Pas une rentrée littéraire sans Amélie Nothomb. Et autour de la romancière, le roman de sa propre vie (sa naissance au Japon, le retour en Belgique) et son folklore (le goût immodéré pour le champagne, les fruits pourris, les chapeaux et la mémoire incroyable de chacun de ses admirateurs). Alors que Frappe-toi le coeur, son 25e livre, est paru chez Albin-Michel le 23 août, elle vient d'accorder un magnifique entretien au Monde dans lequel elle évoque, pour la première fois avec autant de candeur, ce qui, après une "enfance heureuse", a "saccagé son adolescence".
Dans cette longue interview menée par Annick Cojean pour Le Monde, Amélie Nothomb raconte sa toute petite enfance : l'insomnie dès la naissance, les histoires qu'elle se racontait la nuit... Une enfance qu'elle décrit comme heureuse avant d'être bouleversée par un "événement-clé" raconté brièvement dans son livre Biographie de la faim, paru en 2004, et plus en détails aujourd'hui : "Une baignade en mer, au Bangladesh, où vivait alors ma famille, et au cours de laquelle j'ai été agressée sexuellement par quatre hommes. Je ne veux pas m'appesantir sur cet événement qu'il m'a fallu dépasser. Disons simplement que l'année de mes 12 ans fut charnière. D'un coup, j'ai découvert la puberté, la violence, la haine de soi, la haine tout court, la fatigue et le froid. Autant de sensations qui m'étaient alors parfaitement inconnues."
Si Amélie Nothomb raconte avec pudeur, elle se fait plus directe sur les conséquences d'un tel traumatisme. "J'ai soudain eu le sentiment de vivre avec un ennemi intérieur. Une sorte de monstre générateur d'angoisse. Ma vie a totalement basculé." À l'âge de 13 ans et demi, la future star des librairies est frappée par l'anorexie... Une maladie dont il est si difficile de se remettre : "Car on ne sort pas comme ça de l'anorexie pure et dure. Quand on veut recommencer à manger, c'est l'horreur, on découvre qu'on ne sait plus manger, que le corps ne supporte plus rien, qu'on est malade tout le temps, avec l'impression d'être possédée par le démon."

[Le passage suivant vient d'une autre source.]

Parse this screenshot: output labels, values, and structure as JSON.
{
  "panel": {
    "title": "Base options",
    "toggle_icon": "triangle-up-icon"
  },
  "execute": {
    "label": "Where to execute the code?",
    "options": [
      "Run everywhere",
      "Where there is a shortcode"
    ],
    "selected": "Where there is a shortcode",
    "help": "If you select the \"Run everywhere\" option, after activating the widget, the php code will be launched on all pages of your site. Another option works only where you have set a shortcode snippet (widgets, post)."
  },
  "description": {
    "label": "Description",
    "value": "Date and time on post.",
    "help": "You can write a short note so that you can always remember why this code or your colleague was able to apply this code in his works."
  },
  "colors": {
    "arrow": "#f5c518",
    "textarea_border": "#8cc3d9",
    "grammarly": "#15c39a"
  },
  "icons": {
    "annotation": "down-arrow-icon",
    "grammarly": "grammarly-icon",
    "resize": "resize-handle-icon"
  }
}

On est malade tout le temps, avec l'impression d'être possédée par le démon
L'autre conséquence des troubles alimentaires, c'est l'isolement. "On est mis au ban de la société parce qu'on n'est plus capable de manger avec les autres. Ça ne va pas, et tout le monde voit que ça ne va pas. Cauchemardesque. Alors, même si elle a compté dans ma vie et certainement contribué à faire l'écrivain que je suis, il est hors de question que je valorise l'anorexie. Trop de gens l'idéalisent en pensant qu'il y a quelque intérêt à y trouver. C'est faux ! Elle fait des ravages. Je serais quelqu'un de bien mieux si je n'avais pas été anorexique."
À 51 ans, Amélie Nothomb se dit bien mieux dans ses baskets qu'à l'âge de 18 ans. Mais elle n'oubliera jamais : "Ce qui m'est arrivé à 12 ans était une dégradation. Et la dégradation demeure à tout jamais."
Amélie Nothomb dans Le Monde, 27 août 2017.